Beyonce’s creative director, Jenke-Ahmed Tailly, along with the singer’s stylist, Ty Hunter, pointed her in the direction of these designers.
”The album is a musical gumbo of everything Beyonce likes,” Tailly said. ”Each song really has a different personality, so we decided to do the cover like an editorial for a magazine, with each song having its own style.”
The album’s cover image illustrates the singer’s embrace of under-the-radar creators and features Beyonce wearing a fox fur stole by the cult French designer Alexandre Vauthier, embellished with Swarovski crystals by the Lesage embroidery house.
Vauthier’s work also shows up inside the fold-out cover, as does a pair of Daisy Duke shorts by the young French designer Julien Fournie, who founded his brand only three years ago.
Even student designers got a look-in: Lleah Rea, who just received her degree in fashion design this spring from Parsons, the New School for Design in New York, created a form-fitting bodysuit for the album spread.
”It was important to Beyonce that the choice of clothing not be about the brand but about the quality of the work,” said Tailly, who – with the creative consultant Melina Matsoukas – brought Rea’s designs to the singer’s attention.
For the ”deluxe” version of the album, which features extra songs and remixes, a photograph of Beyonce in a purple-and-black beaded dress by the 27-year-old French designer Maxime Simoens replaced the fur stole as the cover image.
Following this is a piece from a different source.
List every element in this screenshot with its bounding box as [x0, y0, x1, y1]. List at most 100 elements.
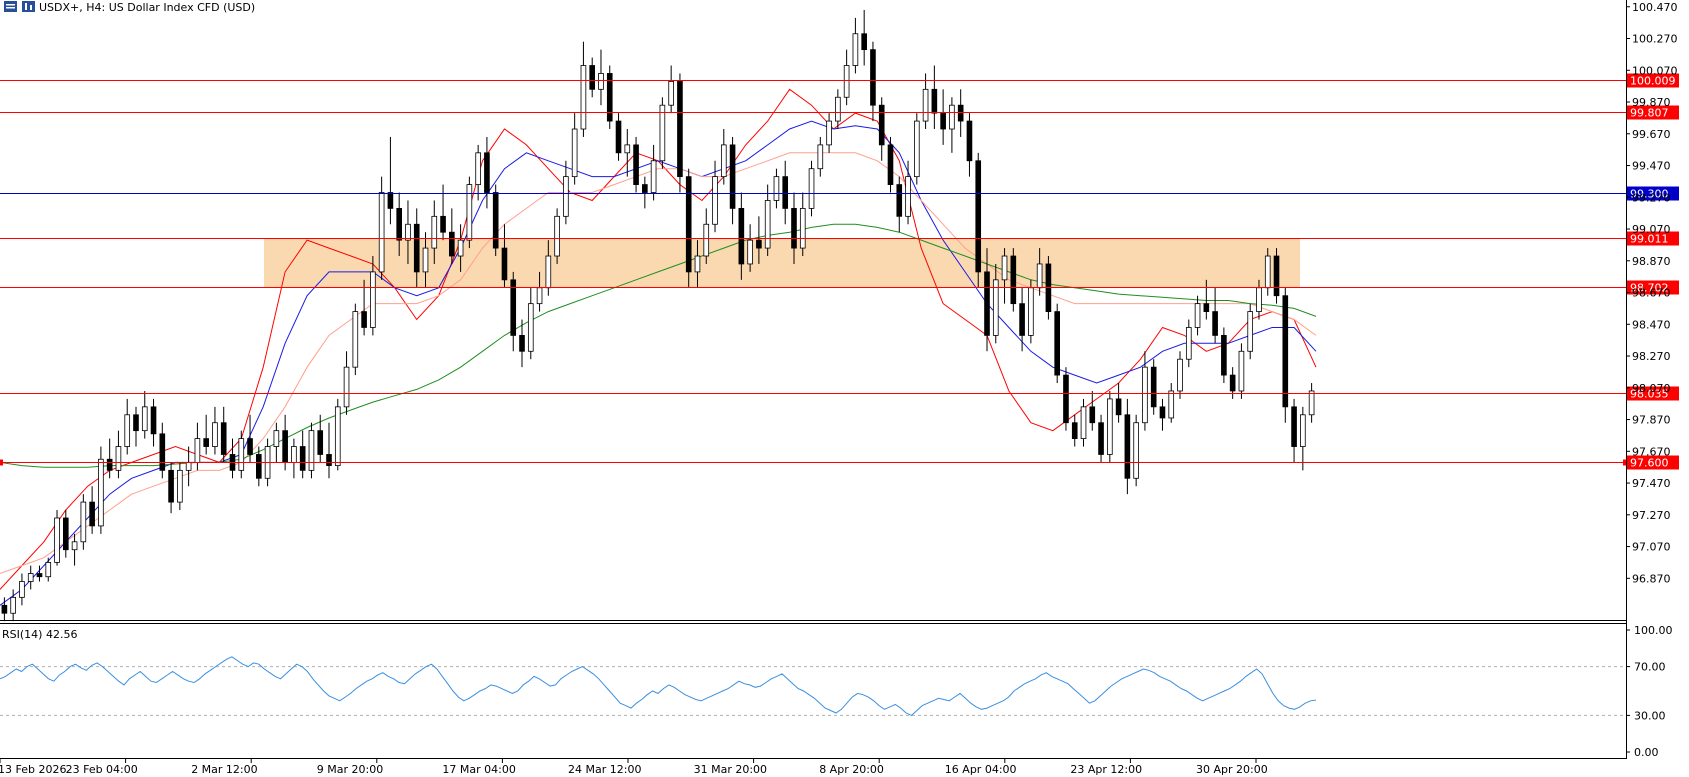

On the back of both versions of the album, the singer is photographed in a vintage Azzedine Alaia jacket and some gravity-defying high heels by the 36-year-old Dutch designer Jan Taminiau.
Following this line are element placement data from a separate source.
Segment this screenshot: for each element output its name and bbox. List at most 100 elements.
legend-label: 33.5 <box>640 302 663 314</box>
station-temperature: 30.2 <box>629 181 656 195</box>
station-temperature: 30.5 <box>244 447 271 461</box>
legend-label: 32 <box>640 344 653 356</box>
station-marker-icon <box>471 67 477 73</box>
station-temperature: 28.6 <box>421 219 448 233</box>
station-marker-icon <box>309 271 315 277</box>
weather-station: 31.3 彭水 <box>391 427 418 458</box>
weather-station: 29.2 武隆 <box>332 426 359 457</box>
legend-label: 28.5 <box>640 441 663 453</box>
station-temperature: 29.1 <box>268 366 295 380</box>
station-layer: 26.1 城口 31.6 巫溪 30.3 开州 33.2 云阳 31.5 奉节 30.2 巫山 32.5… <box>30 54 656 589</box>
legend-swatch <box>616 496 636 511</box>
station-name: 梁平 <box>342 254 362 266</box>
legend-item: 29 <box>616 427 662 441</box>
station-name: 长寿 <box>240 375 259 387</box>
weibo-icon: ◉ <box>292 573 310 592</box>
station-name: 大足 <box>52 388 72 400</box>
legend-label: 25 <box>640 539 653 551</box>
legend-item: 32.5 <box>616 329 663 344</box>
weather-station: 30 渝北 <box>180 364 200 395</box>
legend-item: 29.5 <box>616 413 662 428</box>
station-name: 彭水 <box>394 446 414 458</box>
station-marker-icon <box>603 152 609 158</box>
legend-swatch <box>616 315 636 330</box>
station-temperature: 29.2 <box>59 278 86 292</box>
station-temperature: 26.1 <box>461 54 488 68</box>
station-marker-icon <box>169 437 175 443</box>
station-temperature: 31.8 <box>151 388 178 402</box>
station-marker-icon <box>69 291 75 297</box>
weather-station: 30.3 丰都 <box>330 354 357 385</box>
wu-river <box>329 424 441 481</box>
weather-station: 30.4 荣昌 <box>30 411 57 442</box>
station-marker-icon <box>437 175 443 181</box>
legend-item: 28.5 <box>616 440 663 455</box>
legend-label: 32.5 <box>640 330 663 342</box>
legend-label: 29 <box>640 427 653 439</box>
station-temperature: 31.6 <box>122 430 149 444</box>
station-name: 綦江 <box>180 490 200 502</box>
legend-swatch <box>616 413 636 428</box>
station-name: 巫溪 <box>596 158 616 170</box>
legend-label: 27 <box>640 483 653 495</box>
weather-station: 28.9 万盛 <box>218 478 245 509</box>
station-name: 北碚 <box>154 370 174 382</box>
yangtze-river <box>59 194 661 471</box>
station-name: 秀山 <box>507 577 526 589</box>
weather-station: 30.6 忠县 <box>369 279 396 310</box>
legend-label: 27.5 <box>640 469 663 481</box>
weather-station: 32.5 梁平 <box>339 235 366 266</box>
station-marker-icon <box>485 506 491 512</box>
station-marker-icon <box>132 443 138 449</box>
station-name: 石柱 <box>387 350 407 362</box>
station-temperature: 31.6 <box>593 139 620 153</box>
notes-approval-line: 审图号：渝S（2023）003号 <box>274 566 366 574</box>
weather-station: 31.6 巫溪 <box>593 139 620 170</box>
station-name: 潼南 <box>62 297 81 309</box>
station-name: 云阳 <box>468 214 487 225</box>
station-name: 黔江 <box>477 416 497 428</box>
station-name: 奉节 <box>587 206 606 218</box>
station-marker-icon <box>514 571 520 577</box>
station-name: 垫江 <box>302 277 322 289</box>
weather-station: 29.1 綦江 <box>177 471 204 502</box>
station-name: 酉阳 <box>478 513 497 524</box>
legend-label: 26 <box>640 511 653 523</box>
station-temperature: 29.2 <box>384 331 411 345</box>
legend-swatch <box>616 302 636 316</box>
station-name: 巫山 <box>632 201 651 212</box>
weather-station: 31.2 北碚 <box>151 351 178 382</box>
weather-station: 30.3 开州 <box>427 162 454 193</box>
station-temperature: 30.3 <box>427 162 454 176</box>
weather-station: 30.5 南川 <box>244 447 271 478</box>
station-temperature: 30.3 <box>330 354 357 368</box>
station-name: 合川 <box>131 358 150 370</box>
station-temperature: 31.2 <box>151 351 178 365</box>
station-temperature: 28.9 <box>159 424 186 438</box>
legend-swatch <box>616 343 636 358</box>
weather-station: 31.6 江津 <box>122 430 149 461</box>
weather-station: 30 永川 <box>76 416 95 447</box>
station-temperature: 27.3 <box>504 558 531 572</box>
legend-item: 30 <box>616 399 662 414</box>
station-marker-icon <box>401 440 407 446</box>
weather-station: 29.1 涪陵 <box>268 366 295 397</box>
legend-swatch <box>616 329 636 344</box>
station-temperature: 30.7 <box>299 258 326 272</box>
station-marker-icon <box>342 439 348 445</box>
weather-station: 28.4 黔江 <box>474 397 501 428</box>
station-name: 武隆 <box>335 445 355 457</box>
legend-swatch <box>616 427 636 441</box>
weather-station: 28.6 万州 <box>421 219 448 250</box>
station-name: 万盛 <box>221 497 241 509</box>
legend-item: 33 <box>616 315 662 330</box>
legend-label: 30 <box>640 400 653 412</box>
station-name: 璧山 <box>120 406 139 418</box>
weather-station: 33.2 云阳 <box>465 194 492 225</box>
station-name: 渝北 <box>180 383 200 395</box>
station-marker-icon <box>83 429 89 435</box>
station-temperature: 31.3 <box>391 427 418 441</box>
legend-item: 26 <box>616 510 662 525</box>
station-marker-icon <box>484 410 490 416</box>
Having Beyonce wear their creations has already helped these niche designers garner a higher visibility on the global fashion stage.
Vauthier, for example, has seen his collaboration with the singer evolve. For her appearance at the Glastonbury Festival in Britain earlier this year, Beyonce wore a gold mini dress by Vauthier, chosen at the last minute over a planned ensemble at the suggestion of her husband, Jay-Z, the designer said. Worn with a wide belt and a pair of black hot pants, that outfit helped generate a lot of interest in Vauthier.
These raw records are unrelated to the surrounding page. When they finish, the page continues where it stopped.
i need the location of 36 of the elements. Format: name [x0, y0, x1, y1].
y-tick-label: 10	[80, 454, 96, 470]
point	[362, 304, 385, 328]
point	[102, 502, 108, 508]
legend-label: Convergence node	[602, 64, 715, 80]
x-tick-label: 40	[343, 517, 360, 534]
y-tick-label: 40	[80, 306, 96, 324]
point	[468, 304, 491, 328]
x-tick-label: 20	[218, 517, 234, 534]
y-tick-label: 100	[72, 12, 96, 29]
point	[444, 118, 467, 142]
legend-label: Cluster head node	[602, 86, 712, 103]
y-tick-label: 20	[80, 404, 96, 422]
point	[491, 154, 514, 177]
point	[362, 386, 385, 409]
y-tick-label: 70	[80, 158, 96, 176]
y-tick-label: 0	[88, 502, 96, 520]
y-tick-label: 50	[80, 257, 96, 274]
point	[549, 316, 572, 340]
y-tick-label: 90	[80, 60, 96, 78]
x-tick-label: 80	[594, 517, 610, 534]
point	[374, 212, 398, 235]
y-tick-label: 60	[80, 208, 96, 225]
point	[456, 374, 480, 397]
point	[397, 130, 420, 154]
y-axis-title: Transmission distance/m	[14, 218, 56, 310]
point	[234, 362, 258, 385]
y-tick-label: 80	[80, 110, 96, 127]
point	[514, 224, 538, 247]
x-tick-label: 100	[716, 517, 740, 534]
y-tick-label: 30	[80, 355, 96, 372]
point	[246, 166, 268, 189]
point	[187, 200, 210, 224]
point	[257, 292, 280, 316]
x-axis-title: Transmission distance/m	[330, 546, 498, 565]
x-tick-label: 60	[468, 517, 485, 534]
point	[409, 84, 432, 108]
”I dress women who have something to say,” said Vauthier, who clothed Rihanna for the cover of her single Hard and whose designs have been worn by the pop singer Roisin Murphy and by Sophia Loren and Isabelle Huppert.
Tailly said Beyonce’s quest to collaborate with new artists did not end with the clothing. She also tapped the young French photographer Greg Gex, alongside renowned photographers Ellen von Unwerth and Tony Duran, to shoot the cover art.